Esta observación es la que me lleva a plantear la necesidad de discutir el sustantivo frontera, como un término que hasta hace poco resultaba muy cómodo y sintético para la historiografía de los nortes novohispanos[3], pero que al mismo tiempo diluía, lo complejo y diverso, no sólo de los espacios a los que se les atribuía, sino también el ocultamiento primario de la guerra de conquista, despojo y aniquilación a la que sometieron los españoles, ingleses y franceses a los pueblos y comunidades originarias de cualquier porción territorial de lo que se comenzó a llamar América.

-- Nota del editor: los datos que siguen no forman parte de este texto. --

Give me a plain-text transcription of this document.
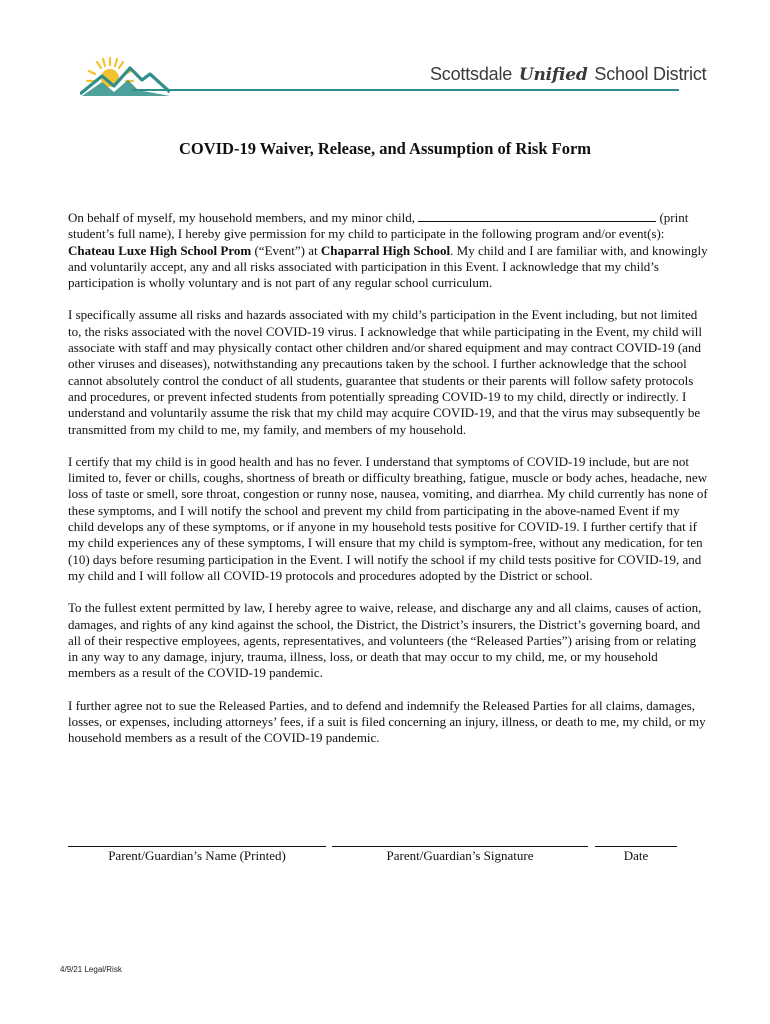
Scottsdale Unified School District
COVID-19 Waiver, Release, and Assumption of Risk Form

On behalf of myself, my household members, and my minor child,	(print student’s full name), I hereby give permission for my child to participate in the following program and/or event(s): Chateau Luxe High School Prom (“Event”) at Chaparral High School. My child and I are familiar with, and knowingly and voluntarily accept, any and all risks associated with participation in this Event. I acknowledge that my child’s participation is wholly voluntary and is not part of any regular school curriculum.

I specifically assume all risks and hazards associated with my child’s participation in the Event including, but not limited to, the risks associated with the novel COVID-19 virus. I acknowledge that while participating in the Event, my child will associate with staff and may physically contact other children and/or shared equipment and may contract COVID-19 (and other viruses and diseases), notwithstanding any precautions taken by the school. I further acknowledge that the school cannot absolutely control the conduct of all students, guarantee that students or their parents will follow safety protocols and procedures, or prevent infected students from potentially spreading COVID-19 to my child, directly or indirectly. I understand and voluntarily assume the risk that my child may acquire COVID-19, and that the virus may subsequently be transmitted from my child to me, my family, and members of my household.

I certify that my child is in good health and has no fever. I understand that symptoms of COVID-19 include, but are not limited to, fever or chills, coughs, shortness of breath or difficulty breathing, fatigue, muscle or body aches, headache, new loss of taste or smell, sore throat, congestion or runny nose, nausea, vomiting, and diarrhea. My child currently has none of these symptoms, and I will notify the school and prevent my child from participating in the above-named Event if my child develops any of these symptoms, or if anyone in my household tests positive for COVID-19. I further certify that if my child experiences any of these symptoms, I will ensure that my child is symptom-free, without any medication, for ten (10) days before resuming participation in the Event. I will notify the school if my child tests positive for COVID-19, and my child and I will follow all COVID-19 protocols and procedures adopted by the District or school.

To the fullest extent permitted by law, I hereby agree to waive, release, and discharge any and all claims, causes of action, damages, and rights of any kind against the school, the District, the District’s insurers, the District’s governing board, and all of their respective employees, agents, representatives, and volunteers (the “Released Parties”) arising from or relating in any way to any damage, injury, trauma, illness, loss, or death that may occur to my child, me, or my household members as a result of the COVID-19 pandemic.

I further agree not to sue the Released Parties, and to defend and indemnify the Released Parties for all claims, damages, losses, or expenses, including attorneys’ fees, if a suit is filed concerning an injury, illness, or death to me, my child, or my household members as a result of the COVID-19 pandemic.

Parent/Guardian’s Name (Printed)	Parent/Guardian’s Signature	Date
4/9/21 Legal/Risk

Por ello mismo es que la discusión debe comenzar descubriendo las premisas ontológicas mayores que se establecieron desde que se inició la conquista de este inmenso y brutalmente desconocido, para los accidentales, continentes y pueblos originarios, que hoy llamamos América.

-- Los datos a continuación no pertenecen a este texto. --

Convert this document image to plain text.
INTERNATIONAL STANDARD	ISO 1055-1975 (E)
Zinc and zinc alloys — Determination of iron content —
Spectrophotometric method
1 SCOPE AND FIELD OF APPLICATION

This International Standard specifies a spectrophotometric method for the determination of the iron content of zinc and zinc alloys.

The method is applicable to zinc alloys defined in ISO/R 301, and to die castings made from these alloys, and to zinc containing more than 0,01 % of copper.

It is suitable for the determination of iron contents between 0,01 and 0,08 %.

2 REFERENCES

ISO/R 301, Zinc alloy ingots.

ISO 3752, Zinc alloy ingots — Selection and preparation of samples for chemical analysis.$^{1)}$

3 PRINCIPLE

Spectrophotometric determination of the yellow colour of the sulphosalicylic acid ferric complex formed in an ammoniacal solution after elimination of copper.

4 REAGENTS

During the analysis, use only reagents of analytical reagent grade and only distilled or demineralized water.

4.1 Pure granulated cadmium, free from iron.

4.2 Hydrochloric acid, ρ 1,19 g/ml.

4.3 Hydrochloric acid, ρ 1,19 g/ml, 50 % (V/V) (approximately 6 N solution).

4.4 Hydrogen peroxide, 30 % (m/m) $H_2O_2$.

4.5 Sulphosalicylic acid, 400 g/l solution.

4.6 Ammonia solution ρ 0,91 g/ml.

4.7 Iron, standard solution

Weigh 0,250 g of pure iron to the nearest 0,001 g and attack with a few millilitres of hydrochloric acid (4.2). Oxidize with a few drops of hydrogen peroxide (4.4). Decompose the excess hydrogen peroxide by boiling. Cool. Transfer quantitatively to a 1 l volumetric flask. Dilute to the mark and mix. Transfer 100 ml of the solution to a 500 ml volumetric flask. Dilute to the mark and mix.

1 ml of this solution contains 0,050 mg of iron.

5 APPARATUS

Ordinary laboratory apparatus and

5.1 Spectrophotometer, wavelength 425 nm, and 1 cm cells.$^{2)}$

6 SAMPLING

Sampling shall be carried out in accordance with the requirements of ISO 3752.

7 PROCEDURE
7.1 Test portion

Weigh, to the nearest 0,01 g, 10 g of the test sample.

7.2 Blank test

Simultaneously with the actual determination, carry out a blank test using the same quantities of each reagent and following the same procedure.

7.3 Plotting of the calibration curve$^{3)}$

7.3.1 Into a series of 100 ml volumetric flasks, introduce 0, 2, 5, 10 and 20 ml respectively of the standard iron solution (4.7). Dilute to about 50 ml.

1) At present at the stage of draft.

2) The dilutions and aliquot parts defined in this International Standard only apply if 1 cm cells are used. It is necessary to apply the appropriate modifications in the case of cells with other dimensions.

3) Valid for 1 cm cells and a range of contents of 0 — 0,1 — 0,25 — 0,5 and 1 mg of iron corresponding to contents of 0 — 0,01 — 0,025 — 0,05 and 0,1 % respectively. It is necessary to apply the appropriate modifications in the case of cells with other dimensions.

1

Premisas de cualquier conquista
Ante la conquista de los pueblos y comunidades de las Antillas y las costas meridionales del desconocido continente al que después se le llamaría América, Juan López de Palacios Rubio señalo categóricamente: “la sola presunción de su mal actuar [de los nativos a los que desde esos momentos se les considero infieles] debe prevenir a los cristianos para aherrojarlos de sus bienes y posesiones.”[4]
Hernán Cortes en los primeros párrafos de su Segunda Carta de Relación le escribía al rey “Que me rogaban [los nativos de Zempoala] que los defendiese de aquel gran señor que los tenía por fuerza y tiranía, y que les tomaba sus hijos para los matar y sacrificar a sus ídolos. Y me dijeron otras muchas quejas de él, y en esto han estado y están muy ciertos y leales en el servicio de vuestra alteza y creo lo estarán siempre por ser libres de la tiranía de aquél…” (Segunda Carta de Relación)
De aquella primera descripción violenta y de guerra entre los pueblos y comunidades originarias se derivó el supuesto mandato divino que asumió el rey de pacificar a esos habitantes, como se puede apreciar en narrativas como las siguientes:
“Reprimiendo y refrenando el ímpetu y bestial y bárbara fiereza de los sobre dichos” {indios}. Conquista de la Nuevo México, pág. 294
“La profunda paz que disfrutaron todo el tiempo que demoramos entre ellos, no me permitió observar su verdadero traje de guerra; bien que pudo inferir por un baile marcial con que nos obsequiaron, que para combatir usan unas cueras de pieles de buras [venados] dobles, y bien curtidas, diferentes de las de nuestros soldados de provincias internas solamente en ser largas, y tener algunas malas figuras pintadas por encima. Se cuelgan de la cintura en estos casos un tahalí hecho de la misma piel, y casi les llega a la rodilla; a éste se hallan ajustadas en cuatro o seis líneas paralelas muchas cuerdas, en que están enhebrados huesos de pescados y cañones de pluma de águila, teniendo atadas en el remate algunas pezuñas de venado, para intimidar probablemente al enemigo con el ruido que estos colgajos hacen al marchar el campo”. Noticias de Nutka, Pág. 157
Así esa visión violenta y de permanente estado de guerra entre los diversos pueblos y comunidades, junto con su pobreza, idolatría, sacrificios de seres humanos o franco canibalismo –inhumanidad absoluta— fueron los soportes ideológico-discursivos sobre los que se alzó la conquista y dominación de pueblos y comunidades originarios de este continente y que por desgracia siguen vigentes en nuestra historiografía, pese a que han recibido duras críticas como las establecidas por Tzvetan Tódorov en La conquista de América, la cuestión del otro, 1982.